5. O cuidado da saúde do corpo não pode prescindir da relação constitutiva e vivificante com a interioridade. É necessário, portanto, cultivar um olhar contemplativo que «não se deixa cair em desânimo à vista daquele que se encontra enfermo, atribulado, marginalizado, ou às portas da morte; mas deixa-se interpelar por todas estas situações procurando nelas um sentido, sendo, precisamente em tais circunstâncias, que se apresenta disponível para ler de novo no rosto de cada pessoa um apelo ao entendimento, ao diálogo, à solidariedade» (Evangelium vitae, 83). Na história da Igreja, a contemplação da presença de Deus em criaturas humanas débeis e enfermas sempre suscitou pessoas e obras, que expressaram com inventiva empreendedora os infinitos recursos da caridade, como no nosso tempo testemunhou a Madre Teresa de Calcutá. Ela fez-se bom samaritano de toda a pessoa que sofre e é desprezada e, como eu fazia notar por ocasião da sua partida deste mundo, «deixa-nos o testemunho da contemplação que se torna amor, e do amor que se faz contemplação» (Angelus de 7 de Setembro de 1997).

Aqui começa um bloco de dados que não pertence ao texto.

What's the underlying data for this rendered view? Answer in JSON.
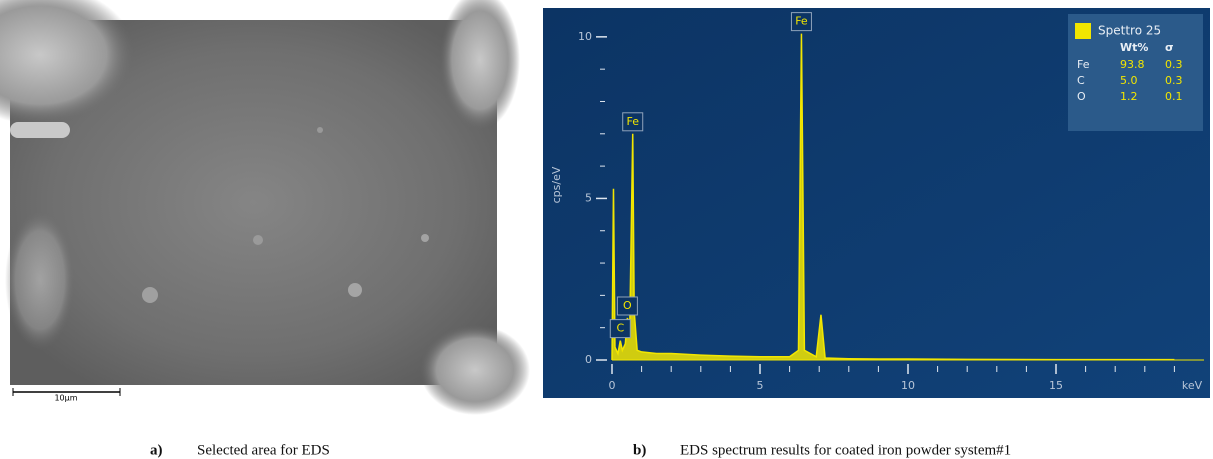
{
  "panels": [
    {
      "label": "a)",
      "caption": "Selected area for EDS",
      "scale_bar": "10µm"
    },
    {
      "label": "b)",
      "caption": "EDS spectrum results for coated iron powder system#1"
    }
  ],
  "chart_data": {
    "type": "area",
    "y_label": "cps/eV",
    "x_label": "keV",
    "x": [
      0,
      0.05,
      0.1,
      0.2,
      0.28,
      0.35,
      0.45,
      0.52,
      0.6,
      0.7,
      0.75,
      0.85,
      1.0,
      1.5,
      2,
      3,
      4,
      5,
      6,
      6.3,
      6.4,
      6.5,
      6.9,
      7.06,
      7.2,
      7.6,
      8,
      9,
      10,
      12,
      15,
      19
    ],
    "series": [
      {
        "name": "Spettro 25",
        "color": "#f2e600",
        "values": [
          0,
          5.3,
          0.4,
          0.2,
          0.6,
          0.3,
          0.5,
          1.3,
          1.0,
          7.0,
          1.5,
          0.3,
          0.25,
          0.2,
          0.2,
          0.15,
          0.12,
          0.1,
          0.1,
          0.3,
          10.1,
          0.3,
          0.1,
          1.4,
          0.06,
          0.05,
          0.04,
          0.03,
          0.03,
          0.02,
          0.01,
          0.01
        ]
      }
    ],
    "xlim": [
      0,
      20
    ],
    "ylim": [
      0,
      10.8
    ],
    "xticks": [
      0,
      5,
      10,
      15
    ],
    "yticks": [
      0,
      5,
      10
    ],
    "x_minor_ticks": [
      1,
      2,
      3,
      4,
      6,
      7,
      8,
      9,
      11,
      12,
      13,
      14,
      16,
      17,
      18,
      19
    ],
    "y_minor_ticks": [
      1,
      2,
      3,
      4,
      6,
      7,
      8,
      9
    ],
    "annotations": [
      {
        "text": "Fe",
        "x": 6.4,
        "y": 10.1
      },
      {
        "text": "Fe",
        "x": 0.7,
        "y": 7.0
      },
      {
        "text": "O",
        "x": 0.52,
        "y": 1.3
      },
      {
        "text": "C",
        "x": 0.28,
        "y": 0.6
      }
    ],
    "legend_table": {
      "columns": [
        "Wt%",
        "σ"
      ],
      "rows": [
        {
          "element": "Fe",
          "cells": [
            "93.8",
            "0.3"
          ]
        },
        {
          "element": "C",
          "cells": [
            "5.0",
            "0.3"
          ]
        },
        {
          "element": "O",
          "cells": [
            "1.2",
            "0.1"
          ]
        }
      ]
    }
  }
}
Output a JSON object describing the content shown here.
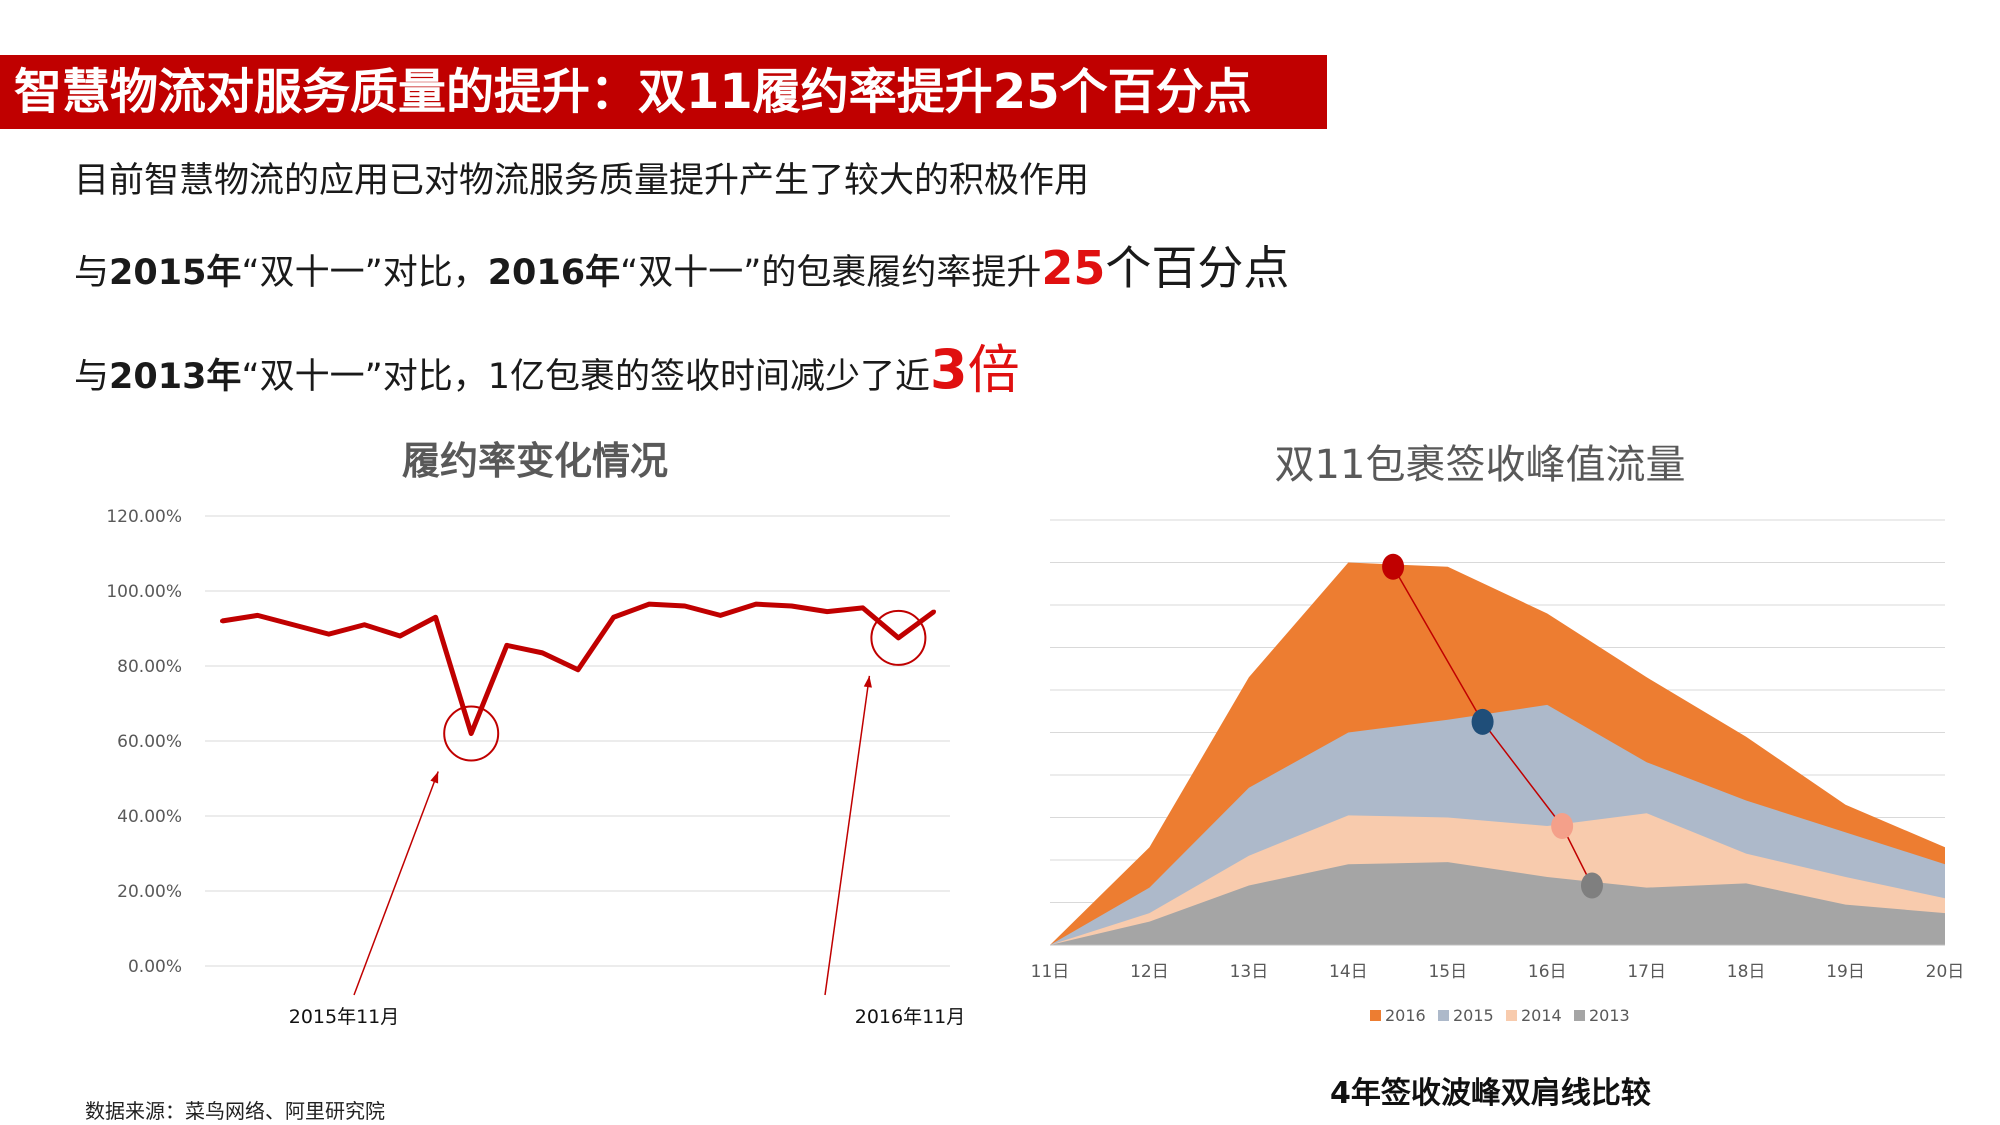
{
  "header": {
    "title": "智慧物流对服务质量的提升：双11履约率提升25个百分点"
  },
  "bullets": {
    "line1": "目前智慧物流的应用已对物流服务质量提升产生了较大的积极作用",
    "line2": {
      "a": "与",
      "b": "2015年",
      "c": "“双十一”对比，",
      "d": "2016年",
      "e": "“双十一”的包裹履约率提升",
      "f": "25",
      "g": "个百分点"
    },
    "line3": {
      "a": "与",
      "b": "2013年",
      "c": "“双十一”对比，",
      "d": "1亿包裹的签收时间减少了近",
      "e": "3",
      "f": "倍"
    }
  },
  "source": "数据来源：菜鸟网络、阿里研究院",
  "colors": {
    "banner": "#c00000",
    "highlight": "#e01010"
  },
  "chart_data": [
    {
      "type": "line",
      "title": "履约率变化情况",
      "ylim": [
        0,
        1.2
      ],
      "y_tick_labels": [
        "0.00%",
        "20.00%",
        "40.00%",
        "60.00%",
        "80.00%",
        "100.00%",
        "120.00%"
      ],
      "x_labels": [
        "2015年11月",
        "2016年11月"
      ],
      "grid": true,
      "series": [
        {
          "color": "#c00000",
          "values": [
            0.92,
            0.935,
            0.91,
            0.885,
            0.91,
            0.88,
            0.93,
            0.62,
            0.855,
            0.835,
            0.79,
            0.93,
            0.965,
            0.96,
            0.935,
            0.965,
            0.96,
            0.945,
            0.955,
            0.875,
            0.945
          ]
        }
      ],
      "annotations": [
        {
          "type": "circle",
          "index": 7
        },
        {
          "type": "circle",
          "index": 19
        }
      ]
    },
    {
      "type": "area",
      "title": "双11包裹签收峰值流量",
      "caption": "4年签收波峰双肩线比较",
      "categories": [
        "11日",
        "12日",
        "13日",
        "14日",
        "15日",
        "16日",
        "17日",
        "18日",
        "19日",
        "20日"
      ],
      "ylim": [
        0,
        10
      ],
      "grid": true,
      "legend_position": "bottom",
      "series": [
        {
          "name": "2016",
          "color": "#ed7d31",
          "values": [
            0,
            2.3,
            6.3,
            9.0,
            8.9,
            7.8,
            6.3,
            4.9,
            3.3,
            2.3
          ]
        },
        {
          "name": "2015",
          "color": "#adb9ca",
          "values": [
            0,
            1.35,
            3.7,
            5.0,
            5.3,
            5.65,
            4.3,
            3.4,
            2.65,
            1.9
          ]
        },
        {
          "name": "2014",
          "color": "#f8cbad",
          "values": [
            0,
            0.75,
            2.1,
            3.05,
            3.0,
            2.8,
            3.1,
            2.15,
            1.6,
            1.1
          ]
        },
        {
          "name": "2013",
          "color": "#a5a5a5",
          "values": [
            0,
            0.55,
            1.4,
            1.9,
            1.95,
            1.6,
            1.35,
            1.45,
            0.95,
            0.75
          ]
        }
      ],
      "markers": [
        {
          "series": "2016",
          "x": 14.45,
          "y": 8.9,
          "color": "#c00000"
        },
        {
          "series": "2015",
          "x": 15.35,
          "y": 5.25,
          "color": "#1f4e79"
        },
        {
          "series": "2014",
          "x": 16.15,
          "y": 2.8,
          "color": "#f4a08a"
        },
        {
          "series": "2013",
          "x": 16.45,
          "y": 1.4,
          "color": "#7f7f7f"
        }
      ]
    }
  ]
}
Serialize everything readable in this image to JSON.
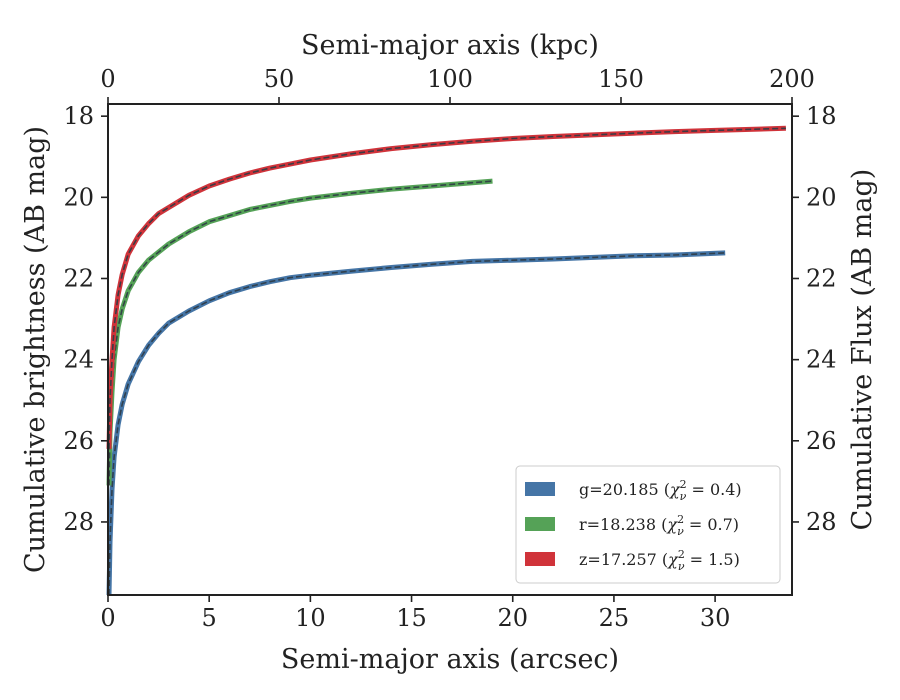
{
  "chart_data": {
    "type": "line",
    "title": "",
    "xlabel": "Semi-major axis (arcsec)",
    "ylabel": "Cumulative brightness (AB mag)",
    "x2label": "Semi-major axis (kpc)",
    "y2label": "Cumulative Flux (AB mag)",
    "xlim": [
      0,
      33.8
    ],
    "ylim": [
      29.8,
      17.7
    ],
    "x2lim": [
      0,
      200
    ],
    "y_inverted": true,
    "grid": false,
    "legend_position": "lower right",
    "xticks": [
      0,
      5,
      10,
      15,
      20,
      25,
      30
    ],
    "yticks": [
      18,
      20,
      22,
      24,
      26,
      28
    ],
    "x2ticks": [
      0,
      50,
      100,
      150,
      200
    ],
    "xtick_labels": [
      "0",
      "5",
      "10",
      "15",
      "20",
      "25",
      "30"
    ],
    "ytick_labels": [
      "18",
      "20",
      "22",
      "24",
      "26",
      "28"
    ],
    "x2tick_labels": [
      "0",
      "50",
      "100",
      "150",
      "200"
    ],
    "y2tick_labels": [
      "18",
      "20",
      "22",
      "24",
      "26",
      "28"
    ],
    "series": [
      {
        "name": "g=20.185 (χ²ᵥ = 0.4)",
        "legend_main": "g=20.185 (",
        "legend_sub": "ν",
        "legend_sup": "2",
        "legend_tail": " = 0.4)",
        "color": "#4575a6",
        "x": [
          0.05,
          0.1,
          0.2,
          0.3,
          0.5,
          0.7,
          1.0,
          1.5,
          2.0,
          2.5,
          3.0,
          4.0,
          5.0,
          6.0,
          7.0,
          8.0,
          9.0,
          10.0,
          12.0,
          14.0,
          16.0,
          18.0,
          20.0,
          22.0,
          24.0,
          26.0,
          28.0,
          30.5
        ],
        "y": [
          29.8,
          28.5,
          27.2,
          26.4,
          25.6,
          25.1,
          24.6,
          24.05,
          23.65,
          23.35,
          23.1,
          22.8,
          22.55,
          22.35,
          22.2,
          22.08,
          21.98,
          21.92,
          21.82,
          21.73,
          21.65,
          21.58,
          21.55,
          21.52,
          21.48,
          21.44,
          21.42,
          21.37
        ]
      },
      {
        "name": "r=18.238 (χ²ᵥ = 0.7)",
        "legend_main": "r=18.238 (",
        "legend_sub": "ν",
        "legend_sup": "2",
        "legend_tail": " = 0.7)",
        "color": "#55a257",
        "x": [
          0.05,
          0.1,
          0.2,
          0.3,
          0.5,
          0.7,
          1.0,
          1.5,
          2.0,
          2.5,
          3.0,
          4.0,
          5.0,
          6.0,
          7.0,
          8.0,
          9.0,
          10.0,
          12.0,
          14.0,
          16.0,
          18.0,
          19.0
        ],
        "y": [
          27.1,
          25.8,
          24.8,
          24.0,
          23.2,
          22.75,
          22.3,
          21.85,
          21.55,
          21.35,
          21.15,
          20.85,
          20.6,
          20.45,
          20.3,
          20.2,
          20.1,
          20.02,
          19.9,
          19.8,
          19.72,
          19.64,
          19.6
        ]
      },
      {
        "name": "z=17.257 (χ²ᵥ = 1.5)",
        "legend_main": "z=17.257 (",
        "legend_sub": "ν",
        "legend_sup": "2",
        "legend_tail": " = 1.5)",
        "color": "#d0333a",
        "x": [
          0.05,
          0.1,
          0.2,
          0.3,
          0.5,
          0.7,
          1.0,
          1.5,
          2.0,
          2.5,
          3.0,
          4.0,
          5.0,
          6.0,
          7.0,
          8.0,
          9.0,
          10.0,
          12.0,
          14.0,
          16.0,
          18.0,
          20.0,
          22.0,
          25.0,
          28.0,
          30.0,
          33.5
        ],
        "y": [
          26.2,
          25.0,
          24.0,
          23.2,
          22.4,
          21.9,
          21.4,
          20.95,
          20.65,
          20.4,
          20.25,
          19.95,
          19.72,
          19.55,
          19.4,
          19.28,
          19.18,
          19.08,
          18.93,
          18.8,
          18.7,
          18.62,
          18.55,
          18.5,
          18.44,
          18.38,
          18.35,
          18.3
        ]
      }
    ]
  }
}
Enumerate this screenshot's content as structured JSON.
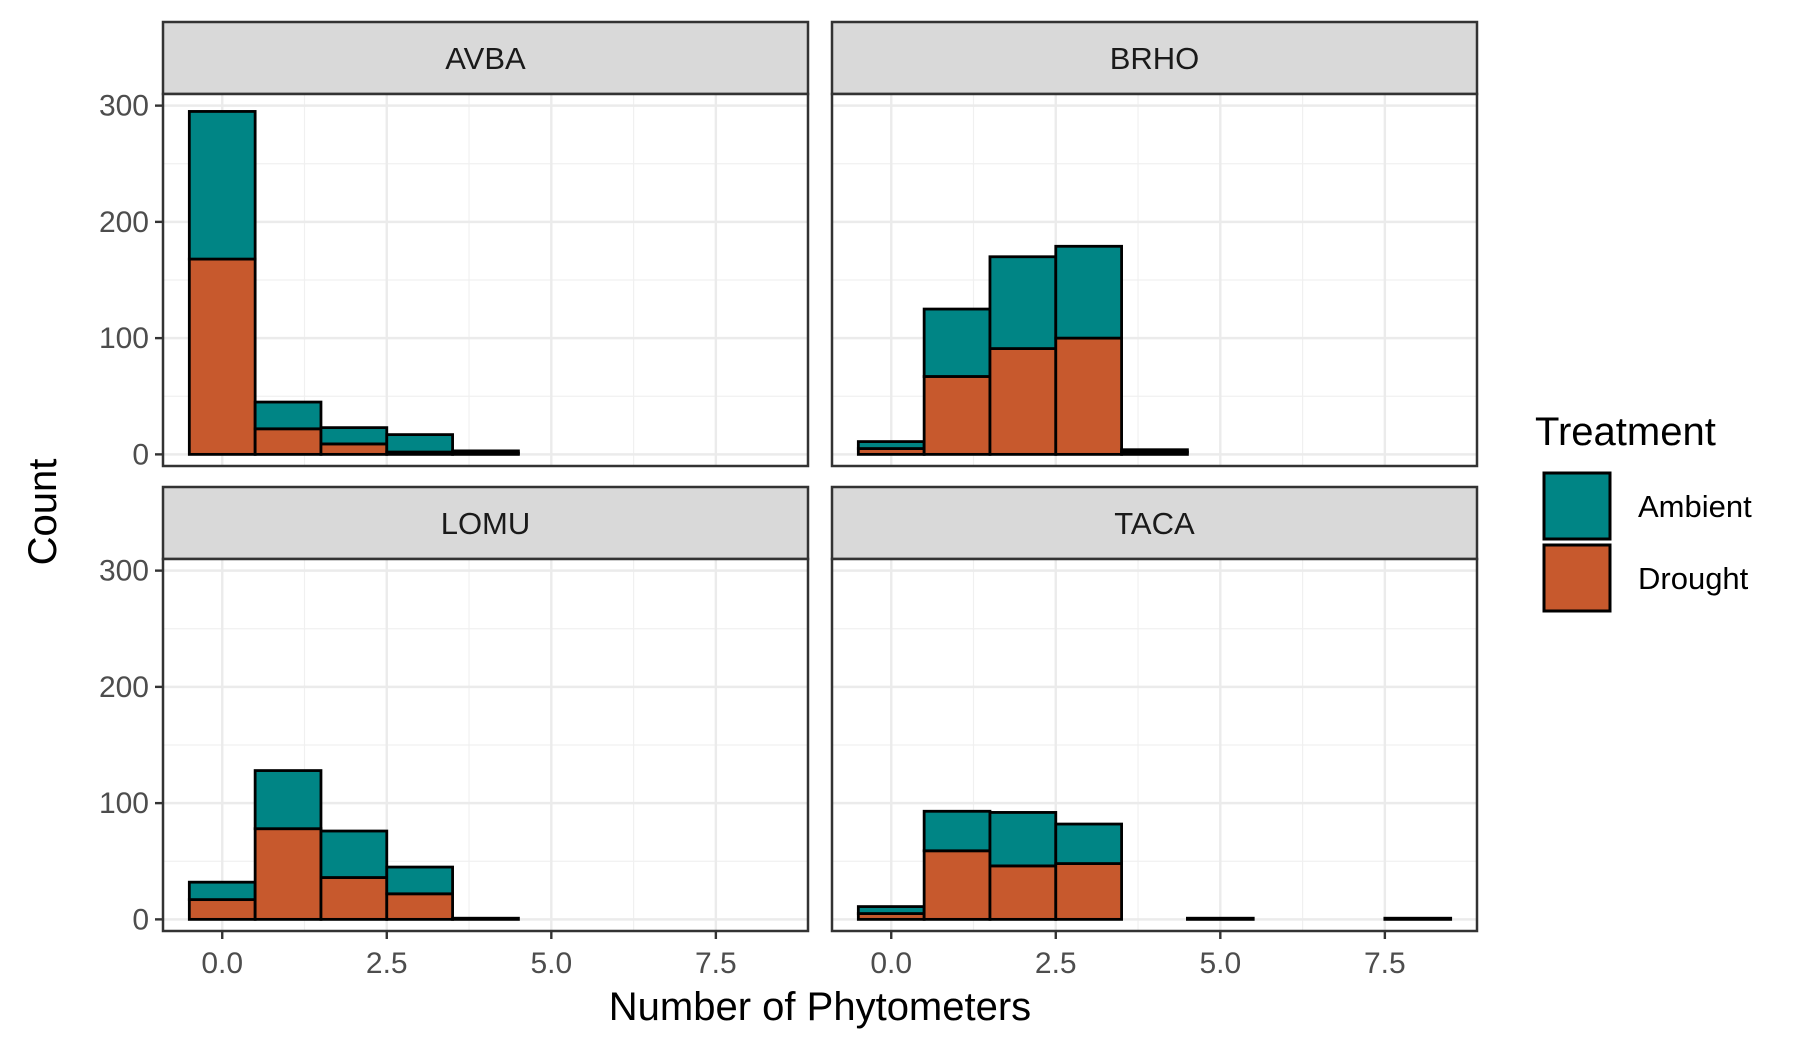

6. A Virgem Maria, Mãe da Saúde e Ícone da Salvação que, na fé se abriu à plenitude do Amor, é o exemplo mais alto de contemplação e de acolhimento da Vida. A Igreja que, «com a sua pregação e o baptismo, gera para a vida nova e imortal os filhos, concebidos por acção do Espírito Santo e nascidos de Deus», olha para Ela como para um modelo e uma mãe (Lumen gentium, 63-64). A Ela, Salus infirmorum, os doentes dirigem-se para receber ajuda, acorrendo aos seus santuários. Maria, seio acolhedor da Vida, vos torne atentos a captar nos pedidos de tantos doentes e sofredores a necessidade de solidariedade e «o pedido de ajuda para continuar a esperar, quando falham todas as esperanças humanas» (Evangelium vitae, 67). Esteja ela junto de vós para fazer de cada gesto terapêutico um «sinal» do Reino.

Com estes bons votos, concedo-vos uma especial Bênção Apostólica, a vós, aos colaboradores e aos doentes a quem prestais com amor os vossos cuidados.